These elephants look like ghosts haunting the sun-drenched savanna with skin whitened by clay and calcite sand.
The unusual-looking animals were photographed at a waterhole in Namibia’s Etosha National Park after taking a mud bath to cool off from the blazing heat.
Some dry white calcite sand and white clay will be left on their skin as the moisture dries up.
Felix Reinders, 30, an industrial engineer from South Africa, captured the famous ‘white ghosts’ of Etosha National Park last September.
“The big Etosha elephants come from all different directions to the Nebrownii waterhole and then stay there all afternoon bathing until late,” he said.

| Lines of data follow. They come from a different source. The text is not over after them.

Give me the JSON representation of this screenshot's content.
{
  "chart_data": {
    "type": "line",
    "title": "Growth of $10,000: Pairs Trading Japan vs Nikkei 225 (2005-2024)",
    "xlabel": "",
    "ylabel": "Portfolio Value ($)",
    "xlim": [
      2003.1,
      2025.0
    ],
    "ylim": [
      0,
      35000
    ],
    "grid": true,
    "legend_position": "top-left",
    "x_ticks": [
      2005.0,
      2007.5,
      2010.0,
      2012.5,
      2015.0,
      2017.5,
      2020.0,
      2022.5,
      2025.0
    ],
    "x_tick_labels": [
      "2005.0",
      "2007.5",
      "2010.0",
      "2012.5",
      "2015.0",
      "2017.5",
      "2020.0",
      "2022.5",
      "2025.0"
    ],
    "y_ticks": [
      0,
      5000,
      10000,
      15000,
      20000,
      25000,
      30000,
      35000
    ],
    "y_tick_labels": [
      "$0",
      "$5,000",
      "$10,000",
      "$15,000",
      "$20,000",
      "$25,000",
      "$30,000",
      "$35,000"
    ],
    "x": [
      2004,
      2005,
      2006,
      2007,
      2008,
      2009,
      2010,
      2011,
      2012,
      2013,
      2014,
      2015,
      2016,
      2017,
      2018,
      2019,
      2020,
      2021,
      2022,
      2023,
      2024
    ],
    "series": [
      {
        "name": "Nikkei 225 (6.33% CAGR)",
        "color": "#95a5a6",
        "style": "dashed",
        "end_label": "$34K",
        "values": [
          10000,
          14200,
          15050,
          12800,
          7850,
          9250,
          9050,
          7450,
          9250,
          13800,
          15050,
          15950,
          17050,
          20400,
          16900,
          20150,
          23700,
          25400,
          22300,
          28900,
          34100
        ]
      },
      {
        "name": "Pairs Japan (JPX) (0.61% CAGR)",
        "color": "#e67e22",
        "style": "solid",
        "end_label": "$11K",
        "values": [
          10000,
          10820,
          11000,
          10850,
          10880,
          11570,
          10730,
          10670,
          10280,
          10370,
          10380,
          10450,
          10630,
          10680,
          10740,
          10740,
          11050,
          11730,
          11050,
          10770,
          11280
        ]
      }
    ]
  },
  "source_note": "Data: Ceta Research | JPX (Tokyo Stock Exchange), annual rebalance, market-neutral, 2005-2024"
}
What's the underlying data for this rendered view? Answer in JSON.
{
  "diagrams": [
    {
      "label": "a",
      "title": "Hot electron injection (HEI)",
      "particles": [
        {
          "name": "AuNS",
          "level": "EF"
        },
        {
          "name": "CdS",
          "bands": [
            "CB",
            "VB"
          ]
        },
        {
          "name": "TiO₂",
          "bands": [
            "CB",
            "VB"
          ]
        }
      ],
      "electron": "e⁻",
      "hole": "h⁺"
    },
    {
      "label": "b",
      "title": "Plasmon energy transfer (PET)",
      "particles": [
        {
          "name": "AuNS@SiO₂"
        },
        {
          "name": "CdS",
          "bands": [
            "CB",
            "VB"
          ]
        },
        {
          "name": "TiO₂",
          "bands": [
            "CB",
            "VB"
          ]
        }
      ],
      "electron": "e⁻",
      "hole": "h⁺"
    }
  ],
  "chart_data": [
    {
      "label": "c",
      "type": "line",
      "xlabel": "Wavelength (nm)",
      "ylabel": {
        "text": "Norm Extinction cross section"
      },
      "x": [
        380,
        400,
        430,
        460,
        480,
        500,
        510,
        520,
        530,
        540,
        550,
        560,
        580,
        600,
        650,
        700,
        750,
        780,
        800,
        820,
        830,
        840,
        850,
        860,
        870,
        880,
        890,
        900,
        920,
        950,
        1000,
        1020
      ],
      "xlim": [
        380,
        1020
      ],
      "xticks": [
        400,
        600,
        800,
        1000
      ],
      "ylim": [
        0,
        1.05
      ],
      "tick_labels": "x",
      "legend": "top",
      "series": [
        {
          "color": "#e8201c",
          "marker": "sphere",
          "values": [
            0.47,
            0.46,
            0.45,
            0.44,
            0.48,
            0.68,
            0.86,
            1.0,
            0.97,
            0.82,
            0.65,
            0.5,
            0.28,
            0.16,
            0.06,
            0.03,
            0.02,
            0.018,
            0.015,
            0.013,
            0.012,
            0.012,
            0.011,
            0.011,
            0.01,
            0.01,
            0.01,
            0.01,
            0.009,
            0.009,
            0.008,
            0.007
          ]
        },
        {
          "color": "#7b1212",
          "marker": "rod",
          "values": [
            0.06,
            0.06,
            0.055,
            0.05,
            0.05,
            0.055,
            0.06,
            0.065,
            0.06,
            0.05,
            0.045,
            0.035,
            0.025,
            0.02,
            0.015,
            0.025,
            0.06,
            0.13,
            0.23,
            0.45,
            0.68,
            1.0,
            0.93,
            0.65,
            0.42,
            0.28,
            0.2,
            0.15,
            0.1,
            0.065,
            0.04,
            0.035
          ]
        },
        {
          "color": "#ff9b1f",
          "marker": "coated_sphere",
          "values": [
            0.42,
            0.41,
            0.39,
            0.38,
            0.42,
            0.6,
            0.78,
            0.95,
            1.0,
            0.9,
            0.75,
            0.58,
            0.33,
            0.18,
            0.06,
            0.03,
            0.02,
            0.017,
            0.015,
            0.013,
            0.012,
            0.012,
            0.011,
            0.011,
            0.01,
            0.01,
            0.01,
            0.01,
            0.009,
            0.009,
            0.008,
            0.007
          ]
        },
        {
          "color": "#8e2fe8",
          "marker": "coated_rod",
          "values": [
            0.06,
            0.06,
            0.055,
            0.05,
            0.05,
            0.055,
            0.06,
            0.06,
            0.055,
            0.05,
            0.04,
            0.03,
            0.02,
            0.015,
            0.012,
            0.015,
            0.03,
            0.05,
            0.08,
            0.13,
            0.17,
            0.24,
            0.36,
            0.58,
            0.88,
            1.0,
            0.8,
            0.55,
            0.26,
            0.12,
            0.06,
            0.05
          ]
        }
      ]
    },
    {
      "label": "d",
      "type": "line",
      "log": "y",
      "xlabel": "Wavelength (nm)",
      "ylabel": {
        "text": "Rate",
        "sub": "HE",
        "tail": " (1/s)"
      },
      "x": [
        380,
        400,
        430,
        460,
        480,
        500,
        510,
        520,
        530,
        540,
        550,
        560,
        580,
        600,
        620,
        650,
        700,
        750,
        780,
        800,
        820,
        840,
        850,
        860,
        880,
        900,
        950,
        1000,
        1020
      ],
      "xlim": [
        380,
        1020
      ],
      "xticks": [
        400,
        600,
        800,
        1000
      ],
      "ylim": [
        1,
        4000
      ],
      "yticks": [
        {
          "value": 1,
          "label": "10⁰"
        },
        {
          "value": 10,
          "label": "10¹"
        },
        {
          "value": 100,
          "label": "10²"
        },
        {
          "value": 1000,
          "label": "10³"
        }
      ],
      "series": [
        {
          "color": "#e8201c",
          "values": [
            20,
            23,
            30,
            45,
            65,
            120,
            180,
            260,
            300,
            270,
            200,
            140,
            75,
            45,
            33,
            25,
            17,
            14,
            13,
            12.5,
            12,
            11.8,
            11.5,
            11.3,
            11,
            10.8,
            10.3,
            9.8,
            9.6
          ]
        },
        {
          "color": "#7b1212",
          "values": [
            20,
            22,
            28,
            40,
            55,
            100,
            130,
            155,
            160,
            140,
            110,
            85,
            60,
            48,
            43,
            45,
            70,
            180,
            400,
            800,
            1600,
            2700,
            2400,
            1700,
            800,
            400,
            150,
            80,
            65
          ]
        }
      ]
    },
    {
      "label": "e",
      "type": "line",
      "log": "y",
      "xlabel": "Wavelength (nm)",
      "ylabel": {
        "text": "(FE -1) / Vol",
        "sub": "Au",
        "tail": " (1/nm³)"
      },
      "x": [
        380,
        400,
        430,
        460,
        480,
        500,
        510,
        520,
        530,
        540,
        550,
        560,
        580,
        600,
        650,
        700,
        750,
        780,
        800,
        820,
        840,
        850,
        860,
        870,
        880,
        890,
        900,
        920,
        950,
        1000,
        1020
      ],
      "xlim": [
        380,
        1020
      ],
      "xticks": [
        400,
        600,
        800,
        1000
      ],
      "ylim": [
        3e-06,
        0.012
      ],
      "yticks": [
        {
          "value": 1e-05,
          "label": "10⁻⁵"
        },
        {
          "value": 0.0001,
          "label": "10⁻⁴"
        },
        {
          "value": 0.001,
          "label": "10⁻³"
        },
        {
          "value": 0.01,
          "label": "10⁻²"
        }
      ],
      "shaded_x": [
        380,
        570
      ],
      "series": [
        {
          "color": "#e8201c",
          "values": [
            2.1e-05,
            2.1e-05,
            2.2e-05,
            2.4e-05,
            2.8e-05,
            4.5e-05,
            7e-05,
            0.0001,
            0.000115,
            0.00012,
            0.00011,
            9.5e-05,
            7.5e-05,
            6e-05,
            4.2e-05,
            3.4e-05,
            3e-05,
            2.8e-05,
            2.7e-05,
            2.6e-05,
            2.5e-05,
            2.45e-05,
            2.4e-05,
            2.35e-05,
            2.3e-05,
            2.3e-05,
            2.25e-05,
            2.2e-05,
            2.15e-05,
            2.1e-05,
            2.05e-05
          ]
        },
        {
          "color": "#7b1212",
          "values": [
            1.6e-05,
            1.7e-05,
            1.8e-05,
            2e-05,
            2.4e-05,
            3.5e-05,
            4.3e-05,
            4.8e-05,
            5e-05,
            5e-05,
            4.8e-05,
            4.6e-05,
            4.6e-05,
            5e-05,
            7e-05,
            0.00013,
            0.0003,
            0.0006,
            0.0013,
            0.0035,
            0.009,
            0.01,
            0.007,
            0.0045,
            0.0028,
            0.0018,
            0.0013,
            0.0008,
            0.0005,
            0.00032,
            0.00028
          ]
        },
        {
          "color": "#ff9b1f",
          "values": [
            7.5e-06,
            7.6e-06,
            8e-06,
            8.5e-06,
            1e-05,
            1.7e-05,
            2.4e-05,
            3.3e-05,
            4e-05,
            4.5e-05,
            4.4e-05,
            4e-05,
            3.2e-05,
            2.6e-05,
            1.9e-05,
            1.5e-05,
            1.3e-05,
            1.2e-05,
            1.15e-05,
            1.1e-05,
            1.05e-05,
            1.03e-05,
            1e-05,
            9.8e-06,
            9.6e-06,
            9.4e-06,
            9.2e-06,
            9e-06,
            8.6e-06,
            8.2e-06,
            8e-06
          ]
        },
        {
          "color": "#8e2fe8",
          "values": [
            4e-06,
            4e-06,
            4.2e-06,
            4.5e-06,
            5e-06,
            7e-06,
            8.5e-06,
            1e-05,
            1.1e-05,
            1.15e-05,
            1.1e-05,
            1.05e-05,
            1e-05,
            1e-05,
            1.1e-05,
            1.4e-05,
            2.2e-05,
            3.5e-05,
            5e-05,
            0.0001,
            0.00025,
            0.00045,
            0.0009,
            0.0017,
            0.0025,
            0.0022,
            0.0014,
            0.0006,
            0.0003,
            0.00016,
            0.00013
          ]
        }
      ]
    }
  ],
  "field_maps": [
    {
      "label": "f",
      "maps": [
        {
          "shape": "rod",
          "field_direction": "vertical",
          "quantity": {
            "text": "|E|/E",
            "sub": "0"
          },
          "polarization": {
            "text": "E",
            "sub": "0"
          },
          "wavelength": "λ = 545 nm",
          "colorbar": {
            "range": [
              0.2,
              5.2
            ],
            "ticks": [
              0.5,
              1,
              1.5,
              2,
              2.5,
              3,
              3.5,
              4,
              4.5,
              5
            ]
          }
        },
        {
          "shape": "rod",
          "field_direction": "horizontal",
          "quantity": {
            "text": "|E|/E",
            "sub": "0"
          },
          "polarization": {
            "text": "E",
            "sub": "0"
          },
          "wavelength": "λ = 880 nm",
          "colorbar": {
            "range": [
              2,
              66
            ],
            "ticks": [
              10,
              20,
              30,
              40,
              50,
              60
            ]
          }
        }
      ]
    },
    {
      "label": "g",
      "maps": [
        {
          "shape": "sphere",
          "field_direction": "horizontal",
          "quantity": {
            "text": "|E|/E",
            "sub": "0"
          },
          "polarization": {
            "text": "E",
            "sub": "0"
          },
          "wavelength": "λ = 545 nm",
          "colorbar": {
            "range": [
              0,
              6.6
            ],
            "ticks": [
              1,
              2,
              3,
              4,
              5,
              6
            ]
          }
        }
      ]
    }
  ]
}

‘It’s almost like their date at the bar. They stand facing each other or spray water at each other. ‘
The word Etosha means ‘wonderful white place,’ after the large salt-white expanse that forms a pan in the national park center.
Elephants congregate wherever they can find moisture, burrowing in and splashing in mud and water to cool off in the intense heat.
When the mud dries, they are left on white earth, earning them the nickname ‘great white ghosts’ of Etosha.
Mr. Reinders said: ‘Some of them will stand and sleep next to the waterhole.
“Then there was a local black rhino who also wanted to take a sip of water but the male elephants didn’t like this visitor to their bar.”